- Integracja branży jest koniecznością. Moim zdaniem w ciągu 3-5 lat wobec zmian na rynku nie będziemy mogli działać w taki sposób jak obecnie, a pozostanie przyz nas tylko gartska najbardziej lojalnych klientów – powiedział Robert Kubica podczas swojego wystąpienia na trwającej w Wiśle V Ogólnopolskiej Konferencji i-NET meeting.. Pokazał on przykład swojej spółki e-SBL z regionu Górnego Śląska (3,5 tys. abonentów), która powstała poprzez integrację kapitałową pięciu mniejszych operatorów. Wnieśli oni swoje firmy do nowej spółki, obejmując udziały proporcjonalne do wielkości przychodów swoich przedsiębiorstw za ustalony okres. Poza korzyściami związanymi z większego potencjału nowej firmy (nowe, lepsze umowy o zakup łączy, czy dostawy sprzętu) wskazał on na bezpieczniejsza formę spółki z ograniczoną odpowiedzialnością, które w przeciwieństwie do działalności gospodarczej jest bezpieczniejsza dla właścicieli. Wskazał również, że dużo łatwiej jest dzięki takiej spółce prowadzić dalszą konsolidację, czy ewentualnie sprzedać całe przedsięwzięcie.

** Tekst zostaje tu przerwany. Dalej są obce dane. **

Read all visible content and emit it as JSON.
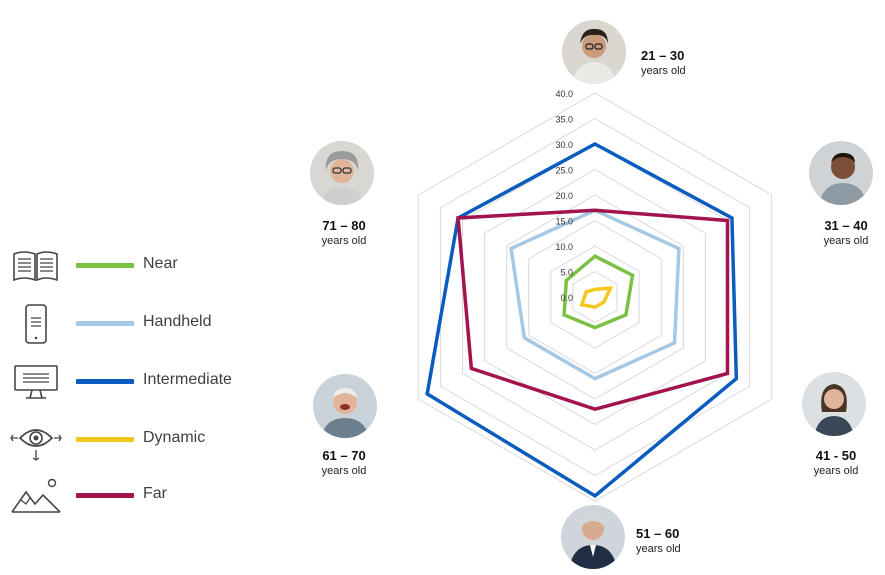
{
  "chart_data": {
    "type": "radar",
    "categories": [
      "21 – 30",
      "31 – 40",
      "41 - 50",
      "51 – 60",
      "61 – 70",
      "71 – 80"
    ],
    "category_sublabel": "years old",
    "rlim": [
      0,
      40
    ],
    "ticks": [
      "0.0",
      "5.0",
      "10.0",
      "15.0",
      "20.0",
      "25.0",
      "30.0",
      "35.0",
      "40.0"
    ],
    "tick_values": [
      0,
      5,
      10,
      15,
      20,
      25,
      30,
      35,
      40
    ],
    "grid": true,
    "legend_position": "left",
    "series": [
      {
        "name": "Near",
        "color": "#7ac143",
        "values": [
          8,
          8.5,
          7,
          6,
          7,
          6.5
        ]
      },
      {
        "name": "Handheld",
        "color": "#a5c8e4",
        "values": [
          17,
          19,
          18,
          16,
          16,
          19
        ]
      },
      {
        "name": "Intermediate",
        "color": "#0b5cbf",
        "values": [
          30,
          31,
          32,
          39,
          38,
          31
        ]
      },
      {
        "name": "Dynamic",
        "color": "#f2c81d",
        "values": [
          1.5,
          3.5,
          2,
          2,
          3,
          2
        ]
      },
      {
        "name": "Far",
        "color": "#a3144e",
        "values": [
          17,
          30,
          30,
          22,
          28,
          31
        ]
      }
    ]
  },
  "legend": [
    {
      "label": "Near",
      "icon": "book-icon",
      "color": "#7ac143"
    },
    {
      "label": "Handheld",
      "icon": "phone-icon",
      "color": "#a5c8e4"
    },
    {
      "label": "Intermediate",
      "icon": "monitor-icon",
      "color": "#0b5cbf"
    },
    {
      "label": "Dynamic",
      "icon": "eye-icon",
      "color": "#f2c81d"
    },
    {
      "label": "Far",
      "icon": "mountain-icon",
      "color": "#a3144e"
    }
  ],
  "ages": [
    {
      "range": "21 – 30",
      "sub": "years old"
    },
    {
      "range": "31 – 40",
      "sub": "years old"
    },
    {
      "range": "41 - 50",
      "sub": "years old"
    },
    {
      "range": "51 – 60",
      "sub": "years old"
    },
    {
      "range": "61 – 70",
      "sub": "years old"
    },
    {
      "range": "71 – 80",
      "sub": "years old"
    }
  ],
  "avatars": [
    "person-avatar-21-30",
    "person-avatar-31-40",
    "person-avatar-41-50",
    "person-avatar-51-60",
    "person-avatar-61-70",
    "person-avatar-71-80"
  ]
}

Jego zdaniem konsolidacji oddolnej na skalę lokalną i regionalną powinyy towarzyszyć działania w skali makro, realizowane przez organizacje w rodzaju iNET Group, czy Krajową Izbę Komunikacji Ethernetowej na rzecz całej branży, czy też zrzeszonych w niej firm.

Mimo istnienia tych organizacji podczas dyskusji padały pomysły na tworzenie nowych, wspólnych podmiotów, które realizowałyby na użytek swoich właścicieli lub innych spółek z branży, takie m.in. procesy jak opracowywanie umów abonenckich, regulaminów świadczenia usług, produkcję drukowanych i elektronicznych materiałów reklamowych, czy wreszcie współny zakup powierzchni i czasu reklamowego w ogólnopolskich i regionalnych mediach.

Dyskusja wskazuje, że problem integracji działań jest dla małych ISP, przynajmniej tych zebranych w Wiśle, jest istotny. Nikt nie podjął kwestii możliwości sprzedaży sieci dużym operatorom.